Asano claimed to be unconcerned about superstitious thoughts, regarding the number of his car. Indeed, during the start of the first lap, Asano’s rejection of such superstitions seemed to be verified; he was in the lead. Then as he steered his Austin Healey into the final, tricky bend, speeding ahead at 130 mph, he lost control of his vehicle. Asano’s Austin Healey broke through the barriers that were supposed to limit the distance traveled by a crashed racecar. After crashing through those barriers, Asano’s car plunged into the nearby ravine.

Not long after that tragedy, the Japan Auto Federation banned the use of the number 42. Still, it did not discontinue the annual Grand Prix. One year later, fans gathered for anther big race, Japan’s second Grand Prix.

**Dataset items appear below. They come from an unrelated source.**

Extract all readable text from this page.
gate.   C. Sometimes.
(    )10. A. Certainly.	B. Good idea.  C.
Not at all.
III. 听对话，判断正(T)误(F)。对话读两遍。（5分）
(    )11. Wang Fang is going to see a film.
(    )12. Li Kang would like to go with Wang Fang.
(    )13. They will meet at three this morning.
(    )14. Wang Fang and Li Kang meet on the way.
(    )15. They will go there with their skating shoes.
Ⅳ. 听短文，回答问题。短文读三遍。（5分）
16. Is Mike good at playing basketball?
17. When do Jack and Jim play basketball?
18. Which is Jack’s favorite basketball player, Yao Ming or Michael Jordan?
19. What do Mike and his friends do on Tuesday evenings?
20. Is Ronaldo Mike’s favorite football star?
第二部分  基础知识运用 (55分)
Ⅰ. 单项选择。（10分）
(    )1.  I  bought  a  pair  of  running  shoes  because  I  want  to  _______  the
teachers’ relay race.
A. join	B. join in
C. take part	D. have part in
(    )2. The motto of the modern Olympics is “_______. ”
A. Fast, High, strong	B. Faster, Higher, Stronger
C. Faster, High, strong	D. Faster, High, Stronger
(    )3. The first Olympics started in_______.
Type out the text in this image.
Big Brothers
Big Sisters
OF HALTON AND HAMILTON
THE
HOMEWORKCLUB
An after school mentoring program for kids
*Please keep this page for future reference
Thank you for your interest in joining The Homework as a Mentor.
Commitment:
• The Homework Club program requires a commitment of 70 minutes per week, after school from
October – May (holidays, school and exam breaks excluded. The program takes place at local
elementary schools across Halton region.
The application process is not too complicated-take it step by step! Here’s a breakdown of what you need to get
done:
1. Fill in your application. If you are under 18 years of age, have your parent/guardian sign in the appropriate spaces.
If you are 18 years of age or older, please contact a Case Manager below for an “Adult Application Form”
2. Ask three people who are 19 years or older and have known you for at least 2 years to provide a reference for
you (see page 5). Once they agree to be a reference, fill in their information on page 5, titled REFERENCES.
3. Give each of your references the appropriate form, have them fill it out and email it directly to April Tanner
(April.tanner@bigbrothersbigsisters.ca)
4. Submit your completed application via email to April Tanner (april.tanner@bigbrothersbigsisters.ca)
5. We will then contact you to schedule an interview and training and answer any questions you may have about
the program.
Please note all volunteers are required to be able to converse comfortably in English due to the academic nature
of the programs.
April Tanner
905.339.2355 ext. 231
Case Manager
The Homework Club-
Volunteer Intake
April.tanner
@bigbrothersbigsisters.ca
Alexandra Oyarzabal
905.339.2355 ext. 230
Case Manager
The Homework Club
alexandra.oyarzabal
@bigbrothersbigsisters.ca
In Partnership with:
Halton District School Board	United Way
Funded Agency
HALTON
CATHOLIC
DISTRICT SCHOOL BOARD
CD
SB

Those in charge of the race decided to place spotters at designated spots along the track. The spotters were made responsible for checking on the running order of the passing racecars. At the end of the race, the spotters compared their notes.

During that comparison, those designated observers and counters made an astonishing discovery. Their notes included mention of a car 42 in the course of at least 8 laps. Yet there had been no such vehicle at the starting gate.

No one could state the make of the unexplained extra vehicle. By the same token, no one had succeeded in identifying the driver of that same automobile. Consequently, it looked like the racecar that had been lost the previous year had returned in the form of a ghost car.